I would like to know what to feed dairy goats. I seen a bag of feed in the store, but I was wondering if they need something besides store-bought food.


----------



## aggieterpkatie (Jun 28, 2010)

I currently feed a 16% textured dairy goat feed along with wheat bran (for weight gain) and free choice hay and pasture.


----------



## glenolam (Jun 28, 2010)

High quality hay (free choice) also helps with all stages of goats.

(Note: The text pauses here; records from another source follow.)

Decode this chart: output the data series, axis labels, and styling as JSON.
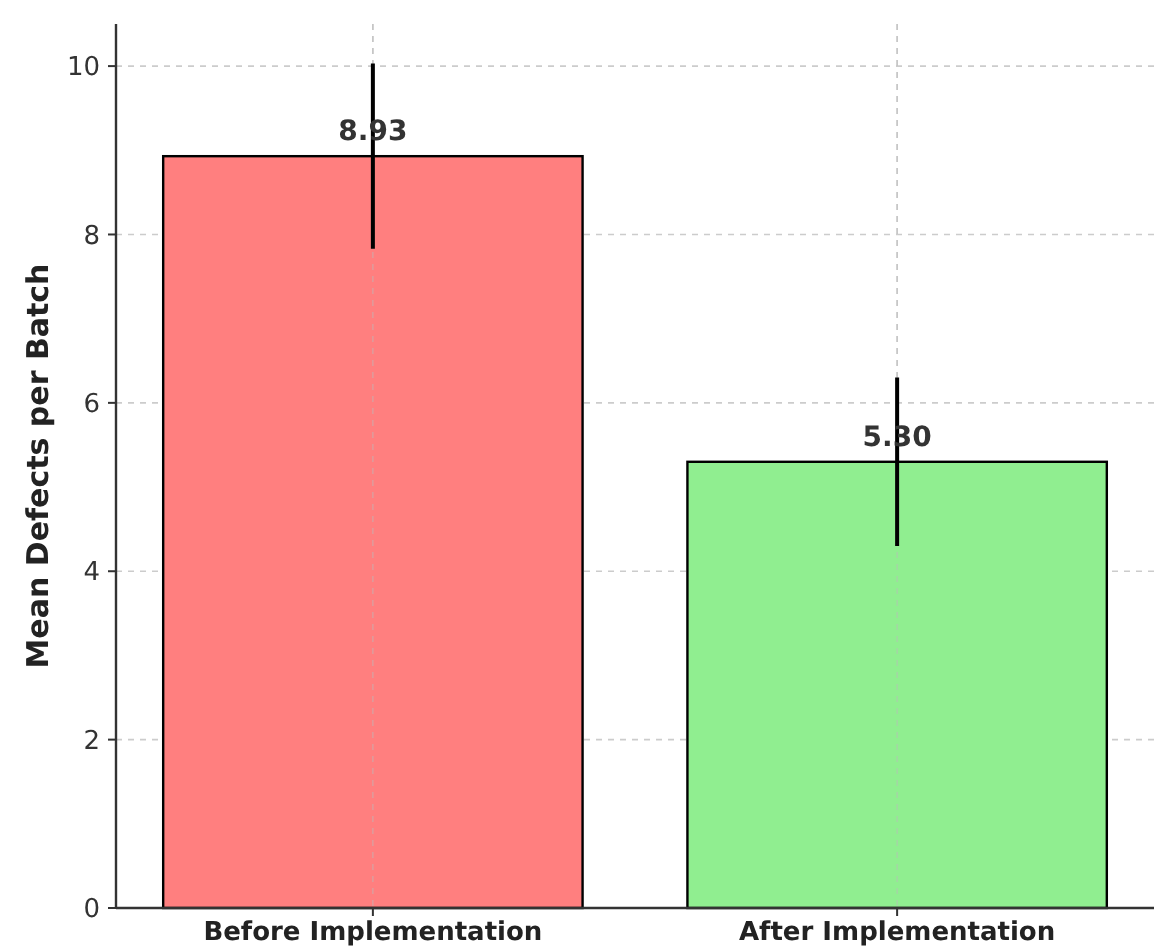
{
  "chart_data": {
    "type": "bar",
    "ylabel": "Mean Defects per Batch",
    "categories": [
      "Before Implementation",
      "After Implementation"
    ],
    "values": [
      8.93,
      5.3
    ],
    "colors": [
      "#ff7f7f",
      "#90ee90"
    ],
    "errors": [
      1.1,
      1.0
    ],
    "value_labels": [
      "8.93",
      "5.30"
    ],
    "ylim": [
      0,
      10.5
    ],
    "yticks": [
      0,
      2,
      4,
      6,
      8,
      10
    ],
    "grid": true
  }
}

My lactating goat had runny poops for quite some time; I switched out their hay for really nice mixed hay and added alfalfa pellets to her grain and she's back to normal now.


----------



## Ariel301 (Jul 5, 2010)

I have a free-choice hay feeder that is always full of alfalfa and bermuda grass mix. I feed about 2/3 alfalfa to 1/3 bermuda. It helps to cut the cost a little. I also feed free-choice brewery grain which I can get for free from a local beer brewery by the truckload. I've been feeding a high-molasses COB (corn, oats, barley) horse feed to my milkers, 1-2 pounds apiece, but I'm working on going to a custom grain mix for them to better meet my individual needs. I wish I had pasture for my girls to go on, it would be a big help!


----------



## ksalvagno (Jul 6, 2010)

You definitely need high quality hay. Some people feed pure alfalfa but I feed orchard grass hay. I do add alfalfa pellets in their feed. When they are in milk, you also want to feed them a good quality feed made for goats. You can certainly feed them the feed all year around but you don't need to feed them as much when they aren't in milk. I just buy a general goat feed because they don't have specific dairy goat feed in my area. Another thing all goats need is a good quality loose goat mineral. They need copper. I use Sweetlix Meatmaker goat mineral.

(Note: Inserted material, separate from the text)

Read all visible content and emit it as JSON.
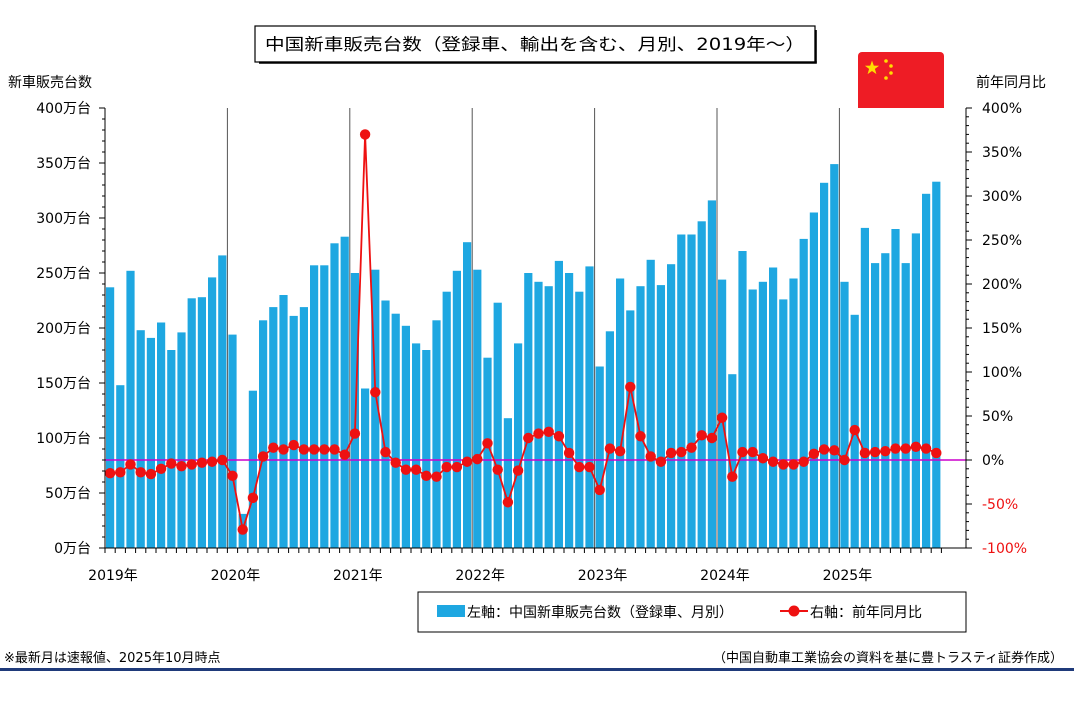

Read labels and make sure the feeds/minerals are quality. Don't buy the cheapest stuff, you do get what you pay for. It can come out in poor tasting milk or low amount of milk.


----------



## Chirpy (Jul 6, 2010)

When my does are in milk I do feed straight alfalfa.  In my personal experimentation my girls actually do give more milk when on alfalfa than grass or even a grass/alfalfa mix.    If I can't afford straight alfalfa then grass works.

I also give them Klassy goat feed with BOSS (black oiled sunflower seeds) twice a day -- while they are on the milk stand.   Some people don't like to use Klassy goat because of the molasses in it.  It's what is easiest to get here and I love the milk so it works for me.

I keep loose minerals and baking soda out free choice all the time.  I hear that Sweetlix is a great loose mineral (like ksalvagno uses).  I can't get it around here.


----------